Sigmund Lukas M, S Shree Sowndarya, Albers Andreas, Erdmann Philipp, Paton Robert S, Greb Lutz
Anorganisch-Chemisches Institut, Ruprecht-Karls-Universität Heidelberg, Im Neuenheimer Feld 270, 69120, Heidelberg, Germany.
Department of Chemistry, Colorado State University, 1301 Center Avenue, Fort Collins, CO, 80523, USA.
Angew Chem Int Ed Engl. 2024 Apr 22;63(17):e202401084. doi: 10.1002/anie.202401084. Epub 2024 Mar 19.
"How strong is this Lewis acid?" is a question researchers often approach by calculating its fluoride ion affinity (FIA) with quantum chemistry. Here, we present FIA49k, an extensive FIA dataset with 48,986 data points calculated at the RI-DSD-BLYP-D3(BJ)/def2-QZVPP//PBEh-3c level of theory, including 13 different p-block atoms as the fluoride accepting site. The FIA49k dataset was used to train FIA-GNN, two message-passing graph neural networks, which predict gas and solution phase FIA values of molecules excluded from training with a mean absolute error of 14 kJ mol (r=0.93) from the SMILES string of the Lewis acid as the only input. The level of accuracy is notable, given the wide energetic range of 750 kJ mol spanned by FIA49k. The model's value was demonstrated with four case studies, including predictions for molecules extracted from the Cambridge Structural Database and by reproducing results from catalysis research available in the literature. Weaknesses of the model are evaluated and interpreted chemically. FIA-GNN and the FIA49k dataset can be reached via a free web app (www.grebgroup.de/fia-gnn).

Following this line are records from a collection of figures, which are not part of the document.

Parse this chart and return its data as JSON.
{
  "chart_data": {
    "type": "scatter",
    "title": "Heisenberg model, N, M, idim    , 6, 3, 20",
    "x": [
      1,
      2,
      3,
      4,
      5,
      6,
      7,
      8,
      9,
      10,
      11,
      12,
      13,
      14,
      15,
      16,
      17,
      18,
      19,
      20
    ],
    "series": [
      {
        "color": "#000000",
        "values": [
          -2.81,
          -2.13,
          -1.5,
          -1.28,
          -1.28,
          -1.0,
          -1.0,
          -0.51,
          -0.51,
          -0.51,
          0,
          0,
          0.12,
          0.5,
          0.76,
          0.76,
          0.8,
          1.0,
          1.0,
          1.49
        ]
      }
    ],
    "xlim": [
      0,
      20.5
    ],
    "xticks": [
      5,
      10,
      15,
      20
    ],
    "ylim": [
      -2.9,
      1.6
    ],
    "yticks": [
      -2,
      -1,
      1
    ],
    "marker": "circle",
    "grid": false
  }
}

“这种路易斯酸的强度如何?”这是研究人员经常通过量子化学计算其氟离子亲和力(FIA)来探讨的问题。在此,我们展示了FIA49k,这是一个广泛的FIA数据集,包含48986个在RI-DSD-BLYP-D3(BJ)/def2-QZVPP//PBEh-3c理论水平下计算得到的数据点,其中包括13种不同的p区原子作为氟化物接受位点。FIA49k数据集用于训练FIA-GNN,即两个消息传递图神经网络,它们仅以路易斯酸的SMILES字符串作为唯一输入,就能预测训练集中未包含的分子在气相和溶液相中的FIA值,平均绝对误差为14 kJ·mol⁻¹(r = 0.93)。考虑到FIA49k涵盖的750 kJ·mol⁻¹的广泛能量范围,这个准确度是值得注意的。通过四个案例研究展示了该模型的价值,包括对从剑桥结构数据库中提取的分子的预测以及重现文献中催化研究的结果。对该模型的弱点进行了评估并从化学角度进行了解释。可以通过一个免费的网络应用程序(www.grebgroup.de/fia-gnn)访问FIA-GNN和FIA49k数据集。